Marta continued to follow her trail of thought. ‘She had planned it all to the last detail. After Paul left, she came down and hit her aunt with the ashtray. She probably wanted to kill her. Before she called police emergency, she moved the furniture around to make it look like a fight had happened. Before the police arrived she just had time to bury the ashtray in the flower bed and to stain the crowbar with her aunt's blood. That would incriminate Paulo. The third cup was a trick: if the police did not go after Paulo, it would have to go after Paulo’s supposed girlfriend. Did you notice how she was so forthcoming with information about his girlfriend? Let’s go. I know how we're going to defend Paulo from the assault charge.’
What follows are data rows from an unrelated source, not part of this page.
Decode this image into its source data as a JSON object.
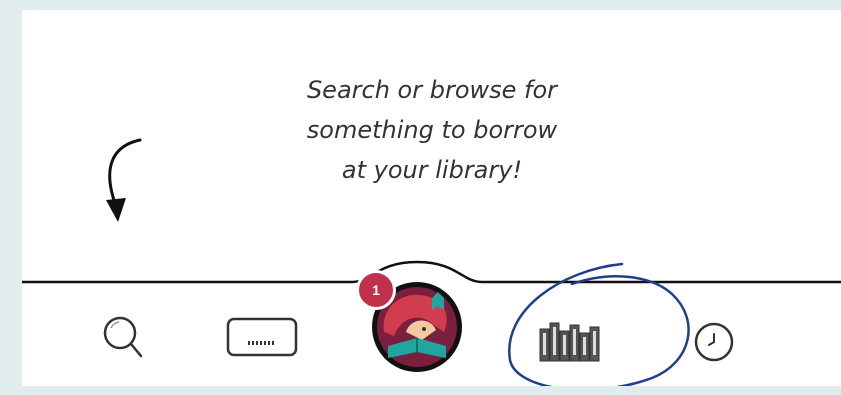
{
  "hint": {
    "line1": "Search or browse for",
    "line2": "something to borrow",
    "line3": "at your library!"
  },
  "nav": {
    "items": [
      {
        "icon": "search-icon"
      },
      {
        "icon": "keyboard-icon"
      },
      {
        "icon": "libby-logo-icon"
      },
      {
        "icon": "shelf-icon"
      },
      {
        "icon": "clock-icon"
      }
    ],
    "badge_count": "1"
  },
  "colors": {
    "background": "#e1ecec",
    "panel": "#ffffff",
    "badge": "#c2314b",
    "logo_ring": "#111111",
    "logo_face": "#7a1f3d",
    "annotation": "#1f3e8c"
  }
}
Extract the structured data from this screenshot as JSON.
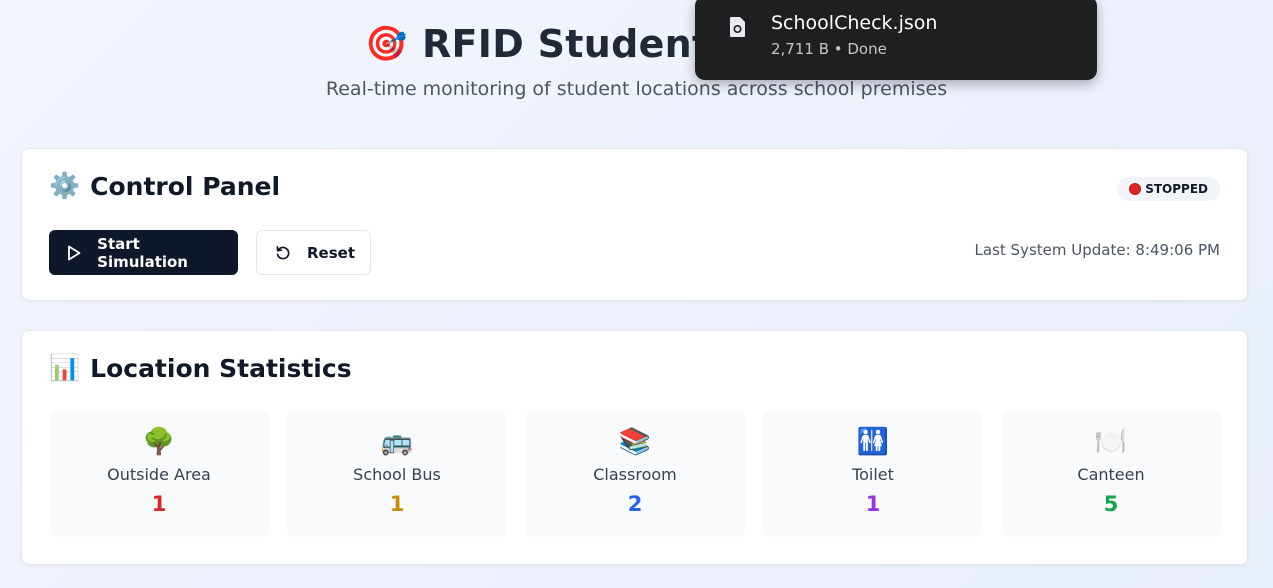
{
  "header": {
    "title_emoji": "🎯",
    "title": "RFID Student Tracking",
    "subtitle": "Real-time monitoring of student locations across school premises"
  },
  "control_panel": {
    "emoji": "⚙️",
    "title": "Control Panel",
    "status_badge": "STOPPED",
    "start_button": "Start Simulation",
    "reset_button": "Reset",
    "last_update": "Last System Update: 8:49:06 PM"
  },
  "statistics": {
    "emoji": "📊",
    "title": "Location Statistics",
    "locations": [
      {
        "emoji": "🌳",
        "label": "Outside Area",
        "count": "1",
        "color": "#dc2626"
      },
      {
        "emoji": "🚌",
        "label": "School Bus",
        "count": "1",
        "color": "#ca8a04"
      },
      {
        "emoji": "📚",
        "label": "Classroom",
        "count": "2",
        "color": "#2563eb"
      },
      {
        "emoji": "🚻",
        "label": "Toilet",
        "count": "1",
        "color": "#9333ea"
      },
      {
        "emoji": "🍽️",
        "label": "Canteen",
        "count": "5",
        "color": "#16a34a"
      }
    ]
  },
  "download": {
    "file_name": "SchoolCheck.json",
    "meta": "2,711 B • Done"
  }
}
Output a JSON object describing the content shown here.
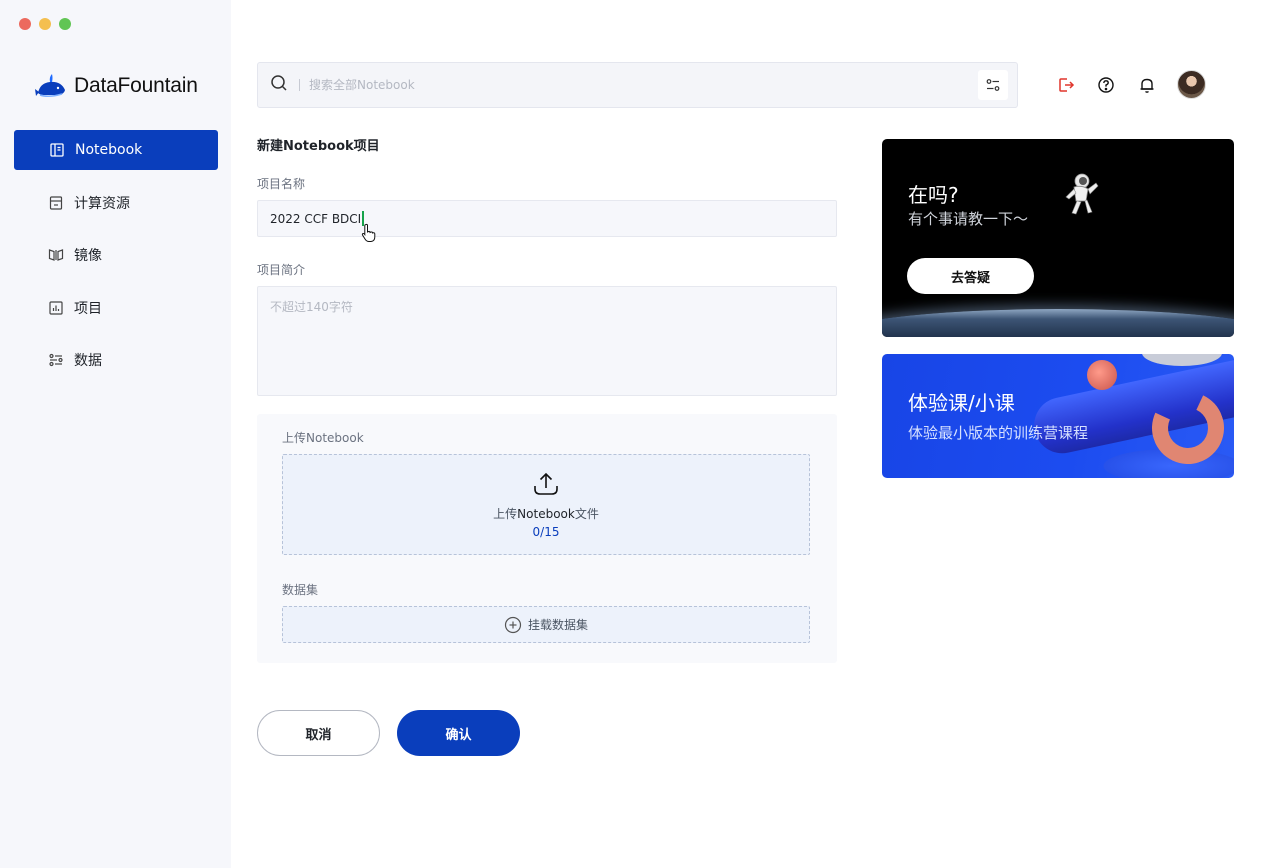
{
  "window": {
    "controls": [
      "#ec6a5e",
      "#f4bf4f",
      "#61c554"
    ]
  },
  "brand": {
    "name": "DataFountain",
    "color": "#0a3ebc"
  },
  "sidebar": {
    "items": [
      {
        "label": "Notebook",
        "icon": "notebook-icon",
        "active": true
      },
      {
        "label": "计算资源",
        "icon": "compute-icon",
        "active": false
      },
      {
        "label": "镜像",
        "icon": "mirror-icon",
        "active": false
      },
      {
        "label": "项目",
        "icon": "project-icon",
        "active": false
      },
      {
        "label": "数据",
        "icon": "data-icon",
        "active": false
      }
    ]
  },
  "search": {
    "placeholder": "搜索全部Notebook",
    "value": ""
  },
  "header": {
    "icons": [
      "logout-icon",
      "help-icon",
      "bell-icon",
      "avatar"
    ]
  },
  "form": {
    "title": "新建Notebook项目",
    "name_label": "项目名称",
    "name_value": "2022 CCF BDCI",
    "desc_label": "项目简介",
    "desc_placeholder": "不超过140字符",
    "upload_label": "上传Notebook",
    "upload_text_prefix": "上传",
    "upload_text_bold": "Notebook",
    "upload_text_suffix": "文件",
    "upload_count": "0/15",
    "dataset_label": "数据集",
    "mount_label": "挂载数据集",
    "cancel": "取消",
    "confirm": "确认"
  },
  "promo": {
    "card1": {
      "title": "在吗?",
      "subtitle": "有个事请教一下～",
      "button": "去答疑"
    },
    "card2": {
      "title": "体验课/小课",
      "subtitle": "体验最小版本的训练营课程"
    }
  }
}
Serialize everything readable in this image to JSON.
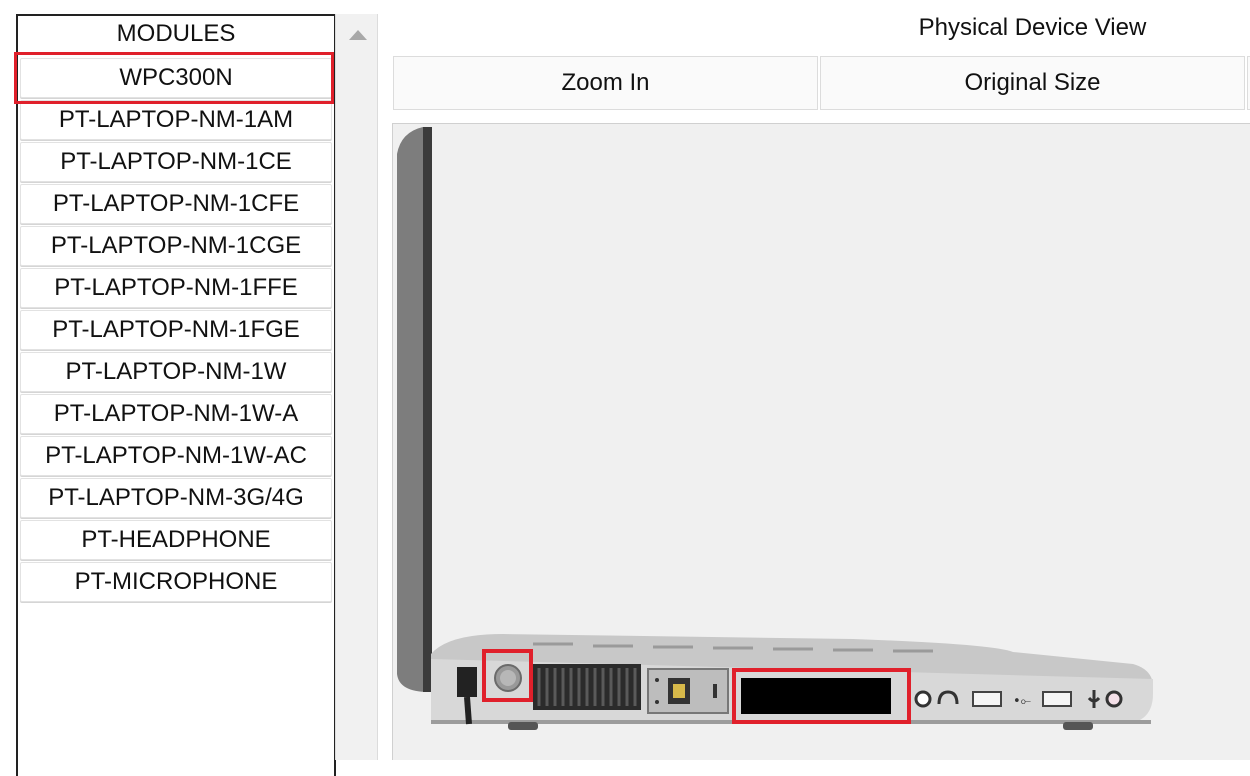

By this time, James was convinced and did as he always did. He completed Marta’s thoughts with an action plan. ‘We just have to ask the police to analyse the fingerprints on the cups to exclude the alleged 'girlfriend'. The ashtray certainly has Helena's fingerprints and Laura's blood. The scarf knitted for Paulo by Helena, which we found at his house, may be proof that she has feelings for him and that she is jealous of her aunt’s affection for Paulo.’
Marta smiled wryly. ‘Paulo is such a poetic mind, he probably never noticed that Helena had a crush for him or that she resented every single affection he showed for her aunt or for university colleagues!’
Step 7 - The story trailer
A young man in prison is charged with assaulting an elderly rich lady. He claims to be innocent. Two defence attorneys turned detectives decided to find out the truth. A mystery story in which clues accumulate, suspects tell lies and motifs are not what they seem. Marta and James, the clever pair of detectives use observation and deduction to solve the mystery.